Hormonal Contraception Alters Stress Hormone Response
The cameras were rolling at the APS 24th Annual Convention in Chicago, Illinois, USA. Watch as Shawn Nielsen, University of California, Irvine, describes her research.
Most people remember emotionally arousing material better than neutral material partly due to the body’s natural stress response. But stress responses in women can vary during their menstrual cycle. Because ovarian sex hormone levels are commonly manipulated via hormonal contraception, Shawn Nielsen and Larry Cahill, at the Cahill Laboratory at the University of California, Irvine, hypothesized that contraceptive use would influence stress/sex hormone interactions and emotional memory.

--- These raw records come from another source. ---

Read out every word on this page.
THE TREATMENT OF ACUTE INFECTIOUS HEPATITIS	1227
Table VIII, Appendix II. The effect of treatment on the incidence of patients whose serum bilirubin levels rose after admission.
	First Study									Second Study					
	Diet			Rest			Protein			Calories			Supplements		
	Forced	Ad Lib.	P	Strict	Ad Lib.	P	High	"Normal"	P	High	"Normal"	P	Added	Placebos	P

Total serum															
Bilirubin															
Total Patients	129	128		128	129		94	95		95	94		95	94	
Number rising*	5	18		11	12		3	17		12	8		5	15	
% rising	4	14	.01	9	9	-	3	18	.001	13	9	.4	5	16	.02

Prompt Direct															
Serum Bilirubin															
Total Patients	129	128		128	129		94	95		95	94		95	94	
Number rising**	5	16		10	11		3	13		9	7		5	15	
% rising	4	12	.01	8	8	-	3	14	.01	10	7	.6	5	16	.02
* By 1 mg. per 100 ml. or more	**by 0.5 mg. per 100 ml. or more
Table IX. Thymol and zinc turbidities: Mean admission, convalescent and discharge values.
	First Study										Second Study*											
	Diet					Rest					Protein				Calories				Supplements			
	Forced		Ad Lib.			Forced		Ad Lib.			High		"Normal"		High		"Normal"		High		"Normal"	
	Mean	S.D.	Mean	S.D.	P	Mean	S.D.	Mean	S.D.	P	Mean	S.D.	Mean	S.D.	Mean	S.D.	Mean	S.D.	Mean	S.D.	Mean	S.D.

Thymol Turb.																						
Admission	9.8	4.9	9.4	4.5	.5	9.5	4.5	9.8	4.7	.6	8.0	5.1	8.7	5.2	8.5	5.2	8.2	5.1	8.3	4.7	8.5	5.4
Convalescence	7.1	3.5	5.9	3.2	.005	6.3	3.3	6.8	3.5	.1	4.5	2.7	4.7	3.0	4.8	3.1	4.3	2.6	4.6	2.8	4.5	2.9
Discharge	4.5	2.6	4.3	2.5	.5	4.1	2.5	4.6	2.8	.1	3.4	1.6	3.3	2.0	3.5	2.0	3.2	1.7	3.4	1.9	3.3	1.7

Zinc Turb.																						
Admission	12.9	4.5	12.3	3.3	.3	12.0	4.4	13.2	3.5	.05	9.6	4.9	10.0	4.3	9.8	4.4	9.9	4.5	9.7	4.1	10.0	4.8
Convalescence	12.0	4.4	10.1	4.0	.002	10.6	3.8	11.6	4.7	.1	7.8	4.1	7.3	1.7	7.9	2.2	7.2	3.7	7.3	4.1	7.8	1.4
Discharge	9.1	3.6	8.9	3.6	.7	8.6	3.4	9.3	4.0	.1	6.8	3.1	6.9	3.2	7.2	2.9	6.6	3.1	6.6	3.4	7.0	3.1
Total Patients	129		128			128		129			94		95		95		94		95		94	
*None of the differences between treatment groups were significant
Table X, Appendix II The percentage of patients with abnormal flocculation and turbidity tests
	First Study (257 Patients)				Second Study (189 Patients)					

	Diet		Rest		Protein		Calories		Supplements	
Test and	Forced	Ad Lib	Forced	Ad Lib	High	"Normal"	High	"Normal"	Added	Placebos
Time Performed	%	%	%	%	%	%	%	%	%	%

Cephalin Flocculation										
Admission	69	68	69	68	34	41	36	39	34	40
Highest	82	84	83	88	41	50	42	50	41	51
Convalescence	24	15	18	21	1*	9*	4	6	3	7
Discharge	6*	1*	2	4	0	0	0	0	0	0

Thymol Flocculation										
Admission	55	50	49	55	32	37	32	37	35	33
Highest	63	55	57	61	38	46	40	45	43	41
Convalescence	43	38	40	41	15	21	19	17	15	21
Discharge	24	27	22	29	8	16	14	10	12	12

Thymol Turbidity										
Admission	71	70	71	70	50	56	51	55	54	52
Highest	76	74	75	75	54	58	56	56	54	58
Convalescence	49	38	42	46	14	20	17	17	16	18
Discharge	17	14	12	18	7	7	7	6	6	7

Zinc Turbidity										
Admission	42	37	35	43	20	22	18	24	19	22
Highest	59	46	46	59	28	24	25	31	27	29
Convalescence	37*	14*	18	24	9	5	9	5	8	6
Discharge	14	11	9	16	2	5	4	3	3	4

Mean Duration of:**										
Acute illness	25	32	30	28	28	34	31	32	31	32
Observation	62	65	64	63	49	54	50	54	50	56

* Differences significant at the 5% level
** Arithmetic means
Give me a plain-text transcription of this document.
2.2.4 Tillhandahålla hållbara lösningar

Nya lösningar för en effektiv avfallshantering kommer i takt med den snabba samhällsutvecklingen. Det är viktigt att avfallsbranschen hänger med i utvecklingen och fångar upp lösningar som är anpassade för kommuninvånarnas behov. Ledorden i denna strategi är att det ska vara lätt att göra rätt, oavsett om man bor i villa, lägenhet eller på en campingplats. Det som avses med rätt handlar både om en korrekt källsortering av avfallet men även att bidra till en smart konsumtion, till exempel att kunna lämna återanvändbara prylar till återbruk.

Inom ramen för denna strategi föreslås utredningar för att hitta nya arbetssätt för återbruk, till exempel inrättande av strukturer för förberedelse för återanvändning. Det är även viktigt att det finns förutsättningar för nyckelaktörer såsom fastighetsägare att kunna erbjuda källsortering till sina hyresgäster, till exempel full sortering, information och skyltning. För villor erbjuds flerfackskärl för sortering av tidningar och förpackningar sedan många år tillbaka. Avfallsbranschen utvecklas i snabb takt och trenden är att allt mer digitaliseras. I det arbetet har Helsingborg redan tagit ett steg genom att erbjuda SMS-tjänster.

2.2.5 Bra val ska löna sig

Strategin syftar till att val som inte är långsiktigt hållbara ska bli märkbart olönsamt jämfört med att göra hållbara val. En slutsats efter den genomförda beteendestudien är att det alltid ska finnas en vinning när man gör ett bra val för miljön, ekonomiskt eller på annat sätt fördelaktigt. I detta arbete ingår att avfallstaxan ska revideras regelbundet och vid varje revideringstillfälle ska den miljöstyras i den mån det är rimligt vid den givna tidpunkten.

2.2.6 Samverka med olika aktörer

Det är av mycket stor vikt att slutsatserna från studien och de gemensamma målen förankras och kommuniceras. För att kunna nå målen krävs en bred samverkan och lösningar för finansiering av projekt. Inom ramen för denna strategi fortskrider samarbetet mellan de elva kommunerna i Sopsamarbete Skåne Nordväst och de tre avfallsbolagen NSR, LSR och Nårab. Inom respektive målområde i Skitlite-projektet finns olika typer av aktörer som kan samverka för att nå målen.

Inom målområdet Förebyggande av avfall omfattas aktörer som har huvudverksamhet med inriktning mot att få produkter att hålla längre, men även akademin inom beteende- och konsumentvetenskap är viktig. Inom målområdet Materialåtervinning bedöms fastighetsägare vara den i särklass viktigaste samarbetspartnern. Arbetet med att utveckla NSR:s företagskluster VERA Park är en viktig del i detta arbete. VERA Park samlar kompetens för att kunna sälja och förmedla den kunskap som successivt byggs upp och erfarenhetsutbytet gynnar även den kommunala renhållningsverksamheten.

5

To track a stress response, participants viewed mixed emotionally arousing and neutral images. Immediately after, they were randomly assigned to cold pressor stress (CPS) test or a control condition. One week later, the participants received a surprise free recall test. Saliva samples were collected and assessed for salivary alpha-amylase (sAA), a biomarker for norepinephrine, and cortisol, a stress hormone.
The results indicate that women on hormonal contraception exhibited a significantly reduced noradrenergic response to the images compared to women who were not taking contraception. Women on hormonal contraception also exhibited a significantly smaller cortisol response to the cold pressor stress test. These reduced responses in women taking hormonal contraception appeared to be driven by the amount of stress hormones measured at baseline, but this pattern did not emerge in naturally cycling women.
There was also a difference in the recall of negative emotional images between the two groups. Women taking hormonal contraception recalled significantly more negative images when they had increased levels of norepinephrine during encoding, but they did not have a post-training release of cortisol. These findings suggest that hormonal contraception alters the body’s natural stress response to both emotionally arousing images and a physical stressor.
These results suggest that sex and stress hormone interactions are critical for modulating memory, which may have important implications for understanding the underlying neurobiology of disorders of emotional memory, especially those that disproportionately affect women.